To see how well I'm doing in processing incoming data, I'd like to measure the queue length at my TCP and UDP sockets.
I know that I can get the queue size via SO_RCVBUF
socket option, and that ioctl(<sockfd>, SIOCINQ, &<some_int>)
tells me the information for TCP sockets. But for UDP the SIOCINQ
/FIONREAD
ioctl returns only the size of next pending datagram. Is there a way how to get queue size for UDP, without having to parse system tables such as /proc/net/udp
?
Once the socket buffer is full, new packets arriving is dropped.

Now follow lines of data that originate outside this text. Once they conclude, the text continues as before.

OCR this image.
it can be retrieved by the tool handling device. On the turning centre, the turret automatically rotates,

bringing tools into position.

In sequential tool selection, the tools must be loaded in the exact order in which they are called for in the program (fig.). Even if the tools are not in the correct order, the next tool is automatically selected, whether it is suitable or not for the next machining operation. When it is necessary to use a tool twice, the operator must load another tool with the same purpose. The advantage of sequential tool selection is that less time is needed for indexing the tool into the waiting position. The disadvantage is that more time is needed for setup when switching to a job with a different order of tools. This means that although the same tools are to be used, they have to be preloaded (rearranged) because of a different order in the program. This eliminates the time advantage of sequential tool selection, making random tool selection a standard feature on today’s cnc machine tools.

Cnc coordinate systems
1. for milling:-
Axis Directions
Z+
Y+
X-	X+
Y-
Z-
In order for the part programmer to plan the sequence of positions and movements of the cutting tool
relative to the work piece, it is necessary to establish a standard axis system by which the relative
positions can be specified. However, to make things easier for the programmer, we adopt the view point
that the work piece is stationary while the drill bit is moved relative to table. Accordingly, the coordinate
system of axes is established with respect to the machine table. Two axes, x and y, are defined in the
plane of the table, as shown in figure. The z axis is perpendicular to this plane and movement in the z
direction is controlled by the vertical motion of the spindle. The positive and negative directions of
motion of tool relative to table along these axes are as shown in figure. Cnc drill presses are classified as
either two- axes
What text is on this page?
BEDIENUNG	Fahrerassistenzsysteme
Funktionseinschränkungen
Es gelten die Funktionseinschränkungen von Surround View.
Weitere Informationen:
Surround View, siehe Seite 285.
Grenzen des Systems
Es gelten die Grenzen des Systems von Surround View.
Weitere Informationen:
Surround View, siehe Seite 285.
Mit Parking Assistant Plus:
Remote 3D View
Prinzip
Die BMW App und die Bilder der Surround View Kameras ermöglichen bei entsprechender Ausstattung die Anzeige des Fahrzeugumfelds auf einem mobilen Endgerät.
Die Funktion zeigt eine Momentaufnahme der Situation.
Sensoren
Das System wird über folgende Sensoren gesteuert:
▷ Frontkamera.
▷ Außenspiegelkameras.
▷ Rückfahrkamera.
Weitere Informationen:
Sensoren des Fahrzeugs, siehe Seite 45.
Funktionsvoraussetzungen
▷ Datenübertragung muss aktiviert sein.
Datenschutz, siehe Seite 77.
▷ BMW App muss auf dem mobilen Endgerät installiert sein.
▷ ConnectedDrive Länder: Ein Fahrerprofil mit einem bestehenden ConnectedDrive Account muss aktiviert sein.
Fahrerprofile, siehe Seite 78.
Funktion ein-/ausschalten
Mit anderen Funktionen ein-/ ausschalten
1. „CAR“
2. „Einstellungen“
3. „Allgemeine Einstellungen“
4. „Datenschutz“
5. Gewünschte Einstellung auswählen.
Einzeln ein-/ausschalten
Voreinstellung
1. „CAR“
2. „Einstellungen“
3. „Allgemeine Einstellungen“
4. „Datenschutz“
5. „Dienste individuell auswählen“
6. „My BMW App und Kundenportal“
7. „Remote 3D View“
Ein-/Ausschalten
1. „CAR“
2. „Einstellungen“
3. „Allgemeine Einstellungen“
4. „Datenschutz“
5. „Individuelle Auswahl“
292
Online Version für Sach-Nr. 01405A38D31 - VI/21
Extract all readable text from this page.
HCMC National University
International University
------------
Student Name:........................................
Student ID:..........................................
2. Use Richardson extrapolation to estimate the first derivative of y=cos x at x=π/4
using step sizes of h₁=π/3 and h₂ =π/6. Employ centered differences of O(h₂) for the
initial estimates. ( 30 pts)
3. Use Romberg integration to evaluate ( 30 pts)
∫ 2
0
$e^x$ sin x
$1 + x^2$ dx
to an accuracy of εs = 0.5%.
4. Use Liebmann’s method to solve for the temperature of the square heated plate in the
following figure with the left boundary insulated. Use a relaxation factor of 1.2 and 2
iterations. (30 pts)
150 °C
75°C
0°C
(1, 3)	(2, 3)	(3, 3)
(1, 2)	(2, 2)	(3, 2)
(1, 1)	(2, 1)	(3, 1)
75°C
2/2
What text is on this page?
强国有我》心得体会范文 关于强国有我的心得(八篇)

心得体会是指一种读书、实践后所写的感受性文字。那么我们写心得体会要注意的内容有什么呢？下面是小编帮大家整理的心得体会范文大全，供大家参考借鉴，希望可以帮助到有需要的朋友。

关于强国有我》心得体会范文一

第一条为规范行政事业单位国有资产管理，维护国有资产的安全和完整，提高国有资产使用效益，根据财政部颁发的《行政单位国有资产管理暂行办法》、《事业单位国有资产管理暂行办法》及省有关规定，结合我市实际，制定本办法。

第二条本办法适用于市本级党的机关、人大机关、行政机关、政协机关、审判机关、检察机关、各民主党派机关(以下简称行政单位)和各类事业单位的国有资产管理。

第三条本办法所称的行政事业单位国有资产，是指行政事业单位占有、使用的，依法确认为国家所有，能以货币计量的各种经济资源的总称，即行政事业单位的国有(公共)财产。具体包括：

The default send buffer size for UDP sockets is 65535 bytes. The default receive buffer size for UDP sockets is 2147483647 bytes.
UDP is a very simple protocol. Messages, so called datagrams, are sent to other hosts on an IP network without the need to set up special transmission channels or data paths beforehand. The UDP socket only needs to be opened for communication. It listens for incoming messages and sends outgoing messages on request.
UDP is connectionless. A server can immediately listen for messages once it has a socket. We use the recvfrom system call to wait for an incoming datagram on a specific transport address (IP address and port number).
FWIW, I did some experiments to map out the behavior of FIONREAD
on different platforms.
Platforms where FIONREAD
returns all the data pending in a SOCK_DGRAM
socket:
Mac OS X, NetBSD, FreeBSD, Solaris, HP-UX, AIX, Windows
Platforms where FIONREAD
returns only the bytes for the first pending datagram:
Linux
It might also be worth noting that some implementations include headers or other overhead bytes in the count, while others only count the payload bytes. Linux appears to return the payload size, not including IP headers.